Se o melodrama exagerado e
moralista empobrece
Emilia Pérez, restaria ser um musical original,
subversivo. Jean-Luc Godard ou Apichatpong Weerasethakul fizeram filmes que se
beneficiam não dos recursos econômicos, mas dos imaginativos:
Uma Mulher é
uma mulher (1961) e
A aventura de Iron Pussy (2003) são
desconfortáveis pela forma como subvertem as expectativas do que faz um filme
musical, e se comprometem com estilos e temas marginais que confrontam o
público, em vez de apaziguá-lo através das convenções que já desfruta. Audiard,
por outro lado, apenas repete os clichês de qualquer videoclipe qualquer: a
câmera faz alguns movimentos agressivos, como dançando ao redor das
protagonistas; há cores chamativas e brilhos, coreografias. Nada escapa da
norma, nada encontra — nem sequer busca — algo a acrescentar ao dicionário das
imagens.
Até a música imita o pop
contemporâneo, especialmente quando canta Selena Gomez, e a gente se pergunta
por que canções sobre o cansaço com a injustiça são tão alegres. O compositor
polonês Krzysztof Penderecki fez um
Treno às vítimas de Hiroshima que
evoca o horror de ver uma luz inexplicável que vai arrasando casas, corpos, uma
cidade. Não é algo que se deseja ouvir para relaxar ou muito menos se divertir
porque fala de um crime. As músicas da cantora francesa Camille e do compositor
de cinema Clément Ducol não apenas atropelam o sofrimento mexicano, mas até
expressam seu imaginário colonialista em letras como uma que descreve, segundo
a filha de Emilia, o cheiro de Manitas: “Cheirava [...] a comida picante,
picante [...] a mezcal e guacamole”. Seu pai e sua agora tia cheiram a
estereótipo. Em outra, um ex-criminoso prestes a ser reabilitado pelo dinheiro
de Emilia celebra a educação à qual finalmente terá acesso: “Para aprender a
calcular que um e dois são três / Para limpar minha pele de tatuagens / Aqui
estou”. Os mexicanos somos, além de violentos, trogloditas que não sabemos
somar. Os erros — “dois e três” rima com “tátu-ájes” — já são o de menos:
correspondem a erros de montagem como aquele em que vemos o pé calçado de Selena
Gomez descer de um carro, mas três ou quatro planos depois, sem que ela se
abaixe para tirar os sapatos, já caminha sem eles.

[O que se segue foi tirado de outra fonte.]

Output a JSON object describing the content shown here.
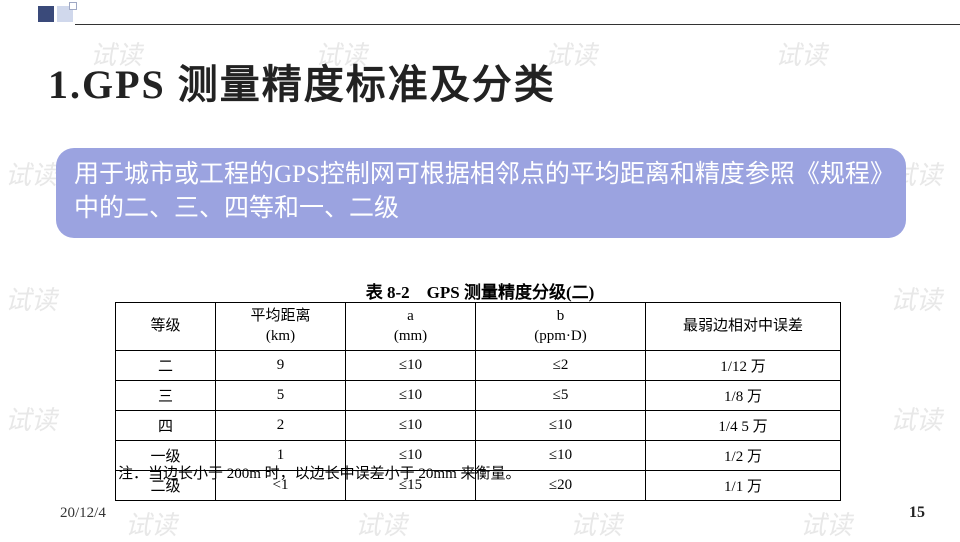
{
  "title": "1.GPS 测量精度标准及分类",
  "description": "用于城市或工程的GPS控制网可根据相邻点的平均距离和精度参照《规程》中的二、三、四等和一、二级",
  "table": {
    "caption": "表 8-2　GPS 测量精度分级(二)",
    "columns": [
      "等级",
      "平均距离\n(km)",
      "a\n(mm)",
      "b\n(ppm·D)",
      "最弱边相对中误差"
    ],
    "rows": [
      [
        "二",
        "9",
        "≤10",
        "≤2",
        "1/12 万"
      ],
      [
        "三",
        "5",
        "≤10",
        "≤5",
        "1/8 万"
      ],
      [
        "四",
        "2",
        "≤10",
        "≤10",
        "1/4 5 万"
      ],
      [
        "一级",
        "1",
        "≤10",
        "≤10",
        "1/2 万"
      ],
      [
        "二级",
        "<1",
        "≤15",
        "≤20",
        "1/1 万"
      ]
    ],
    "note": "注．当边长小于 200m 时，以边长中误差小于 20mm 来衡量。"
  },
  "footer": {
    "date": "20/12/4",
    "page": "15"
  },
  "watermark_text": "试读",
  "colors": {
    "box_bg": "#9ba3e0",
    "box_text": "#ffffff",
    "deco_dark": "#3a4a7a",
    "deco_light": "#d0d8ec"
  }
}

Há algum tempo, para dimensionar
nossas circunstâncias, comparei os números de mortos devido à guerra contra o
narcotráfico no México e os da Guerra da Bósnia, que ainda comove a Europa. Não
é necessário citá-los porque não pretendo fazer uma competição nem são
circunstâncias totalmente comparáveis, mas, novamente, o contraste dá uma ideia
de nossa desolação. Diante de
Emilia Pérez, não posso deixar de me
perguntar, como outros fizeram nas redes sociais, o que aconteceria se um estadunidense
fizesse um musical leve, mal-feito, sobre um suboficial de Ratko Mladić que
matou pessoas em Srebrenica porque não podia expressar sua identidade de
gênero; sobre como fugiu, fez uma cirurgia e agora é santificado por suas
vítimas graças aos seus esforços para esclarecer os destinos de cada morto.
Como a Europa responderia ao ver que isso inspira música feita com cartuchos e
rifles de assalto, e coreografias de pessoas caindo mortas no chão? Colocariam
numa competição em Cannes? Premiariam nos César da França? Se a resposta fosse
sim, provavelmente seria porque as nações mais poderosas do continente não
consideram os Bálcãs como parte da Europa.